O meu problema com a opinião¹

Não é que haja em excesso; nem que as pessoas, escudadas no seu carácter sacrossanto, falem com ligeireza e fast thinking do que não sabem; nem sequer que, através da colagem da livre expressão² à opinião, esta tenda a colonizar a esfera pública prensando outras modalidades de expressão a ponto da microscopização. O meu problema com a opinião é que ela encerra uma gramática assertiva, afirmativa, categórica que se coaduna mal com inquietações, perplexidades, dúvidas, interrogações. Quem opina por regra define, assevera, firma-se, toma posição, situa-se em contraditório com outrem igualmente assertivo, procura o veredicto, ter razão, quer dizer: beneficiar do reconhecimento de possuir a razão do seu lado. Um discurso que não apresente essas propriedades centrais da opinião (auto-)condena-se ao esoterismo, ao objecto excêntrico, quando não estapafúrdio e caprichoso. Para mim opinar é de facto uma violência (à qual cedo de quando em vez). É-o não por causa do esforço de construção de argumento mais ou menos complexo mas sim por ser constrangido a adoptar uma nomologia que encana o logos dentro de limites insatisfatórios, demasiado estreitos, obstruindo a reflexividade que quer rasgar além do mero esgrimir tantas vezes auto-complacente e narcísico de pré-conceitos. Eu tenho sempre muito mais dúvidas e enigmas por resolver que certezas e convicções, essas pautas de ordem que nos levam à certa, por mais tranquilizantes e reconfortantes, diria anestesiantes que estas sejam. Aliás, interessa-me mais o trabalho de enigmatização que o decifração. Não havendo enigma não há lugar à revelação, à descoberta, a abrir a arte do entendimento, apenas à confirmação, à reiteração de ponto de vista. À lógica da opinião falta essa curiosidade fundamental, pueril no melhor sentido do termo, ou seja como a que (só) se observa nas crianças e ainda mais nos bebés, singularmente (con)genial.

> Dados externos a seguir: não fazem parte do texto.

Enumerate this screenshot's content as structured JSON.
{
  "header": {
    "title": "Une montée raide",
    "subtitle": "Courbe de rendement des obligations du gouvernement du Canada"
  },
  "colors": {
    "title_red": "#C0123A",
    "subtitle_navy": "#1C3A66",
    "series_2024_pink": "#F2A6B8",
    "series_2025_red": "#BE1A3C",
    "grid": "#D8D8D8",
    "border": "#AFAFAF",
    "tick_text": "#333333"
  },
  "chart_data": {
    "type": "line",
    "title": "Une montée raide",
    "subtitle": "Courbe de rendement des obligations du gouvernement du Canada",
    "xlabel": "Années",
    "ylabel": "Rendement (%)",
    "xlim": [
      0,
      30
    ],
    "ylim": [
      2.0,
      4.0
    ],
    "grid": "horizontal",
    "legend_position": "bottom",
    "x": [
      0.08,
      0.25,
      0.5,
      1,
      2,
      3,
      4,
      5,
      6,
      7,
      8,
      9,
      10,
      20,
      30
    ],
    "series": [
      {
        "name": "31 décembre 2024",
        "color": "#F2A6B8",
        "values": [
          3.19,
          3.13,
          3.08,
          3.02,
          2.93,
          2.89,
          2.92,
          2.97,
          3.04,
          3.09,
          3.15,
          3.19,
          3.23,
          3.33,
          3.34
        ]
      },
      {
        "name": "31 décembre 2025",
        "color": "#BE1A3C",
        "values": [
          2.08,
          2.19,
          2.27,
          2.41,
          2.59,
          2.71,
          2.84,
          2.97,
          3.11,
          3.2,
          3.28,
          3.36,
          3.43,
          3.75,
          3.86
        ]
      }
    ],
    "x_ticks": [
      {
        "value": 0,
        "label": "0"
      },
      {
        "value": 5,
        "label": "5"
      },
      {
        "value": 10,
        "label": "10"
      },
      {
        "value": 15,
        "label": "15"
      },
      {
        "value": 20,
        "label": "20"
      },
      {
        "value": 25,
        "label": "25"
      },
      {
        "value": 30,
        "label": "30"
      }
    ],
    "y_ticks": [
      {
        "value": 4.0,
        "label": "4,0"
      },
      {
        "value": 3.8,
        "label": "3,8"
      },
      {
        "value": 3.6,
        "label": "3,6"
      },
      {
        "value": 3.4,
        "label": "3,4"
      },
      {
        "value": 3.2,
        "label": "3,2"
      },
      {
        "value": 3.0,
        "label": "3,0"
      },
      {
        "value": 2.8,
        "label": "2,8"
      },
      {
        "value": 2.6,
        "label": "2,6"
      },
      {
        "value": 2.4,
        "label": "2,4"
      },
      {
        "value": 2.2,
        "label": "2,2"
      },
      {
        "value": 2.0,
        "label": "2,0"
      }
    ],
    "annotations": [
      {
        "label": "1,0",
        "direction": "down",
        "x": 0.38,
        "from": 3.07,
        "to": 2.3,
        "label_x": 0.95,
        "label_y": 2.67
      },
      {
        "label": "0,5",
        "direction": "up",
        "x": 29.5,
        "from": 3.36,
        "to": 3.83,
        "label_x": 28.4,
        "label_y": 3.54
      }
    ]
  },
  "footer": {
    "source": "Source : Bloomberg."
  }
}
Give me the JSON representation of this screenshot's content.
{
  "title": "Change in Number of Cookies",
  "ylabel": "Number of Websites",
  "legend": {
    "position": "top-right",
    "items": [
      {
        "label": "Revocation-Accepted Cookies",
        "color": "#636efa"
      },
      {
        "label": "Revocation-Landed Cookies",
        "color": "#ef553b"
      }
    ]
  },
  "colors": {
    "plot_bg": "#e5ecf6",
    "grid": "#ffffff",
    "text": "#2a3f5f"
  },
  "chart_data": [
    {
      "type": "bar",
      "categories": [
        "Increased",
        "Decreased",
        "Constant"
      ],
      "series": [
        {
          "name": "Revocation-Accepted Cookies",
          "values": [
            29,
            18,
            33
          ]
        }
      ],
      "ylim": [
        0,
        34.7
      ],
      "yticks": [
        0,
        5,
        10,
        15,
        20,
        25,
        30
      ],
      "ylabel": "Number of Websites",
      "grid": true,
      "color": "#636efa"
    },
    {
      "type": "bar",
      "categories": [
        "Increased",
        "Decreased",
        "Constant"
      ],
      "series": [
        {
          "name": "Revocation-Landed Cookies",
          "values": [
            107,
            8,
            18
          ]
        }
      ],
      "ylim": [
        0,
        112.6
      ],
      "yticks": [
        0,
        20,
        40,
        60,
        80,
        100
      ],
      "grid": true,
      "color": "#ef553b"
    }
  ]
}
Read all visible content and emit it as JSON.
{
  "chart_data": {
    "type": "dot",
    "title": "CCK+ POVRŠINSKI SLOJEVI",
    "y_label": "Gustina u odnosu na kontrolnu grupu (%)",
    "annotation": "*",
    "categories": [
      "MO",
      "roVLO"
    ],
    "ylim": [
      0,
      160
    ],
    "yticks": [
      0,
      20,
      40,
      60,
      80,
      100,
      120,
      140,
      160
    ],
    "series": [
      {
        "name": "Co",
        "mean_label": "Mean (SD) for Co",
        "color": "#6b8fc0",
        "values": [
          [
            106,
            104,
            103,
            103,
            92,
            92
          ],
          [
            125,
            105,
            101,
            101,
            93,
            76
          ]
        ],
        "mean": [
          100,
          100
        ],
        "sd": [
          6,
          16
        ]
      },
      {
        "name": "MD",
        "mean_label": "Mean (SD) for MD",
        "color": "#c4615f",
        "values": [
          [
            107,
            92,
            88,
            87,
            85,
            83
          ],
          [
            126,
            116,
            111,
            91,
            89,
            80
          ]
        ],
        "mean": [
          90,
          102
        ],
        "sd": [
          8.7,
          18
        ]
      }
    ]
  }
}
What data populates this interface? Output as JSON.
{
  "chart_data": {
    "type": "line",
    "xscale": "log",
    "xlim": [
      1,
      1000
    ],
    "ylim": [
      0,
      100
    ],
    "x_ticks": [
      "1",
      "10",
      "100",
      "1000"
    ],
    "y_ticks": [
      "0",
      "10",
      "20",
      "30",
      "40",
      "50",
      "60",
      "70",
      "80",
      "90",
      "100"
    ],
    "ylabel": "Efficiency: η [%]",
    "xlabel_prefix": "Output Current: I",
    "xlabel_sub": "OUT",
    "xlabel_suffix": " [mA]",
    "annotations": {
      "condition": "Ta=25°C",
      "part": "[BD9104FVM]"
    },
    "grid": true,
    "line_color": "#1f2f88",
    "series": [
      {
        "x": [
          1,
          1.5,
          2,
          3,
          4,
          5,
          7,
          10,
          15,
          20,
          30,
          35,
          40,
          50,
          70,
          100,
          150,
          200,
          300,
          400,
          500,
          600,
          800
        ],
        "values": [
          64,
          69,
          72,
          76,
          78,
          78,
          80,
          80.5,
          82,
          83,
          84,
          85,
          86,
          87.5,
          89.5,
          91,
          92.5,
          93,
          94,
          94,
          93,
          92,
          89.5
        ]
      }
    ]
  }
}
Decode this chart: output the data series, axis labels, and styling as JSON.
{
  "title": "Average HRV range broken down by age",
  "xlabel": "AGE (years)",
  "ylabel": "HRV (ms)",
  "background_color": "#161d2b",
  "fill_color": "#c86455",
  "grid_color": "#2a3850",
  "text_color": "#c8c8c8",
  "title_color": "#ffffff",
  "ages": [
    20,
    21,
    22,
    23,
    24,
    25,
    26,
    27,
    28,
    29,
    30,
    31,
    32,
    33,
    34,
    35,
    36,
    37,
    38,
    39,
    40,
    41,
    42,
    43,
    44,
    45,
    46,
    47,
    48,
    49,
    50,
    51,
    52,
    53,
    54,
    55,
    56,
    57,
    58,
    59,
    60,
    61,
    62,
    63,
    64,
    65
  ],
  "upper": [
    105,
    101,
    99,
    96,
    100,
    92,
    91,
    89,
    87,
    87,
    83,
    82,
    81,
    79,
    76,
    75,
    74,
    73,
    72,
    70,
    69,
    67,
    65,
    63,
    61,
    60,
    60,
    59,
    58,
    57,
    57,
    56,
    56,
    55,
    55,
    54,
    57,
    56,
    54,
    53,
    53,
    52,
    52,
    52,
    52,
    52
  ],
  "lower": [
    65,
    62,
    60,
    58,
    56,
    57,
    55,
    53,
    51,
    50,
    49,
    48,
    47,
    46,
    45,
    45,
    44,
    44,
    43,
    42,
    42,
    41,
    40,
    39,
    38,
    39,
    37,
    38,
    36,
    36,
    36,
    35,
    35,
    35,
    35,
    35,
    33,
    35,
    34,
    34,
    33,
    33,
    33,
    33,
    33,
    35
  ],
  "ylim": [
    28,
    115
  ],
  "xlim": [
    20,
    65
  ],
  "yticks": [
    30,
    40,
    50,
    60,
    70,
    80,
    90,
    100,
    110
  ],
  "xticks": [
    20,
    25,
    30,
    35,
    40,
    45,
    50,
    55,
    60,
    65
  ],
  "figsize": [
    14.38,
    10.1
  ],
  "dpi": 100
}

Contrapor-se-á que este texto é uma contradição nos termos. Uma opinião sobre a opinião, que por isso replica todos os vícios que a opinião – tal como aqui é paradigmatizada – apresenta. Não contesto. Mas o mundo não é só complexo, é também contraditório – aspecto que a Razão Providencial tem dificuldade em aceitar. Nem este texto nem eu próprio estamos fora do mundo. E é por estar no mundo desta maneira pouco prática (sobre a qual paira duas vezes a angústia da página em branco) que pessoalmente não me rendo (pelo menos sem tensão interior) ao cenário de vir a ter uma coluna regular de opinião seja em que jornal for. Sem prejuízo do agrado que a menção honrosa do FTA me despertou.

¹Na imagem, Head II, 1916, de Naum Gabo.
²Deixo para outra ocasião a crítica da noção de livre expressão. Fica a pista, que de resto o texto deixa entrever. A concepção da livre expressão como expressão não constrangida mais não é que história da carochinha. Com uma tremenda eficácia ideológica.